Ik zie dat iedereen er druk mee is geweest. Er zijn natuurlijk ook al een paar verkiezingen op rij opmerkingen over gemaakt. De heer Omtzigt is bij de voorlaatste verkiezingen een heel gebied gaan nakijken. Je hebt de N-formulieren. Die moeten gepubliceerd worden. Maar er is ook nog iets dat wordt aangeleverd via de data. Daar heb ik ook nog een vraag over gesteld. Soms wordt een helder overzicht gegeven, soms loopt het achter elkaar door en is het onleesbaar. Dan denk je: oké, we doen het via de Kiesraad. Maar daar stonden echt heel veel linkjes die niet leidden tot de pagina waar het stond. Dan moest je bij de gemeente zelf gaan zoeken. GroenLinks heeft een hele exercitie gedaan. Ik heb het steekproefsgewijs gedaan. Maar het viel me dus wel op. Er worden gelijke formulieren gebruikt en je ziet de wil om het te uniformeren, maar de manier waarop het gebeurt, is toch nog erg houtje-touwtje. Ik wil niemand de zwartepiet toespelen, maar het heeft echt aandacht nodig. Het moet snel en uniform. De ene gemeente had het allemaal keurig ingevoerd. De andere gemeente doet het schrijvend met fotootjes.
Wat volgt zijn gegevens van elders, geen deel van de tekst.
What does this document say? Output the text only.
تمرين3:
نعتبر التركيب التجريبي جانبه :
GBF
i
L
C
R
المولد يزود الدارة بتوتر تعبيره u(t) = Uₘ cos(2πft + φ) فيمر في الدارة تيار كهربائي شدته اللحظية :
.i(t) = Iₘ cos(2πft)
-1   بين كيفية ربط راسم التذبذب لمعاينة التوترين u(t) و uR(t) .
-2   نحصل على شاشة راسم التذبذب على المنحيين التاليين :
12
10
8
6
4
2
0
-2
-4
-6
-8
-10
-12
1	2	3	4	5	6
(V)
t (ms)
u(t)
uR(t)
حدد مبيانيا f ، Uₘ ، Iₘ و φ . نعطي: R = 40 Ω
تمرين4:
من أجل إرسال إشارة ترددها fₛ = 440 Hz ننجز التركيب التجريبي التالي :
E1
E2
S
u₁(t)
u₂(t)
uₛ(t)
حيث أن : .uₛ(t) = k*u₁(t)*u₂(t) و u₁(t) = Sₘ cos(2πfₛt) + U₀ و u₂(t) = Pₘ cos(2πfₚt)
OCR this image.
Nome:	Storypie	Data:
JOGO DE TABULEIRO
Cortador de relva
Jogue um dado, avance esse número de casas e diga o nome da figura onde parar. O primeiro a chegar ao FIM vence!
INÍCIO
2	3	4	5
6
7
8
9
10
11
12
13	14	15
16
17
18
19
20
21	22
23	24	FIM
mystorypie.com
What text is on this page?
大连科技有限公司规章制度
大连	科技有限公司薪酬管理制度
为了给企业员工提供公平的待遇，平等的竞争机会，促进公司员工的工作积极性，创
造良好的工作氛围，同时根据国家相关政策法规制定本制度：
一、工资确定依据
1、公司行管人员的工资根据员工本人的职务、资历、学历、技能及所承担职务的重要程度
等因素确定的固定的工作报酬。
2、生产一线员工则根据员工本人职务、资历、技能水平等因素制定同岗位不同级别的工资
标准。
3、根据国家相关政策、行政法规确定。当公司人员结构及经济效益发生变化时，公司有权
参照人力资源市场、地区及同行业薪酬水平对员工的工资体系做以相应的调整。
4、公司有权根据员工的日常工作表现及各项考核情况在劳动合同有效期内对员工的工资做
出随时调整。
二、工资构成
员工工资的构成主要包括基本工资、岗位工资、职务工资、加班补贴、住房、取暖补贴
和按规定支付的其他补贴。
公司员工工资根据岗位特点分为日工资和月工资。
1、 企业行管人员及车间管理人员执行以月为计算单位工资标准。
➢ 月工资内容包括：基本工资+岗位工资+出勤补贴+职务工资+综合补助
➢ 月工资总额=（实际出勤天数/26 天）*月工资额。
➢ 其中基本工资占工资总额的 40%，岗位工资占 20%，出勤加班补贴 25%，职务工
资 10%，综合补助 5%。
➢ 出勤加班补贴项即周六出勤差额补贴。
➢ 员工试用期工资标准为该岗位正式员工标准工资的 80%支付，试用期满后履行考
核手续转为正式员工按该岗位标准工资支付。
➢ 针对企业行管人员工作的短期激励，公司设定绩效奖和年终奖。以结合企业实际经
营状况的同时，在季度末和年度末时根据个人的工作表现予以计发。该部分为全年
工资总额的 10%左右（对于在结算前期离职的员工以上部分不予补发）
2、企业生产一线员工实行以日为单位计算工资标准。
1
Los van het feit dat er telfouten kunnen worden gemaakt, is het ook in de uitstraling van professionaliteit wenselijk dat je dat nog duidelijker maakt.

Minister Ollongren:

Ik denk dat we inderdaad moeten concluderen dat daar ruimte is voor verbetering. Ik heb overigens ook met de nieuwe voorzitter van de Kiesraad heel goed naar dat hele proces gekeken. Dat begint eigenlijk al bij hoe we de kandidaatstelling met elkaar georganiseerd hebben. Hij vertelde mij dat dat echt beter kan. Hij heeft daar ook in interviews wat over gezegd. Dat geldt dus ook voor dit deel. Nogmaals, de Kiesraad is er volop mee bezig en het ministerie is er volop mee bezig. We moeten ervoor zorgen dat we dit stapsgewijs echt verbeteren. Ik heb nu dus ook echt genoteerd dat de uniformering daar deel van moet uitmaken.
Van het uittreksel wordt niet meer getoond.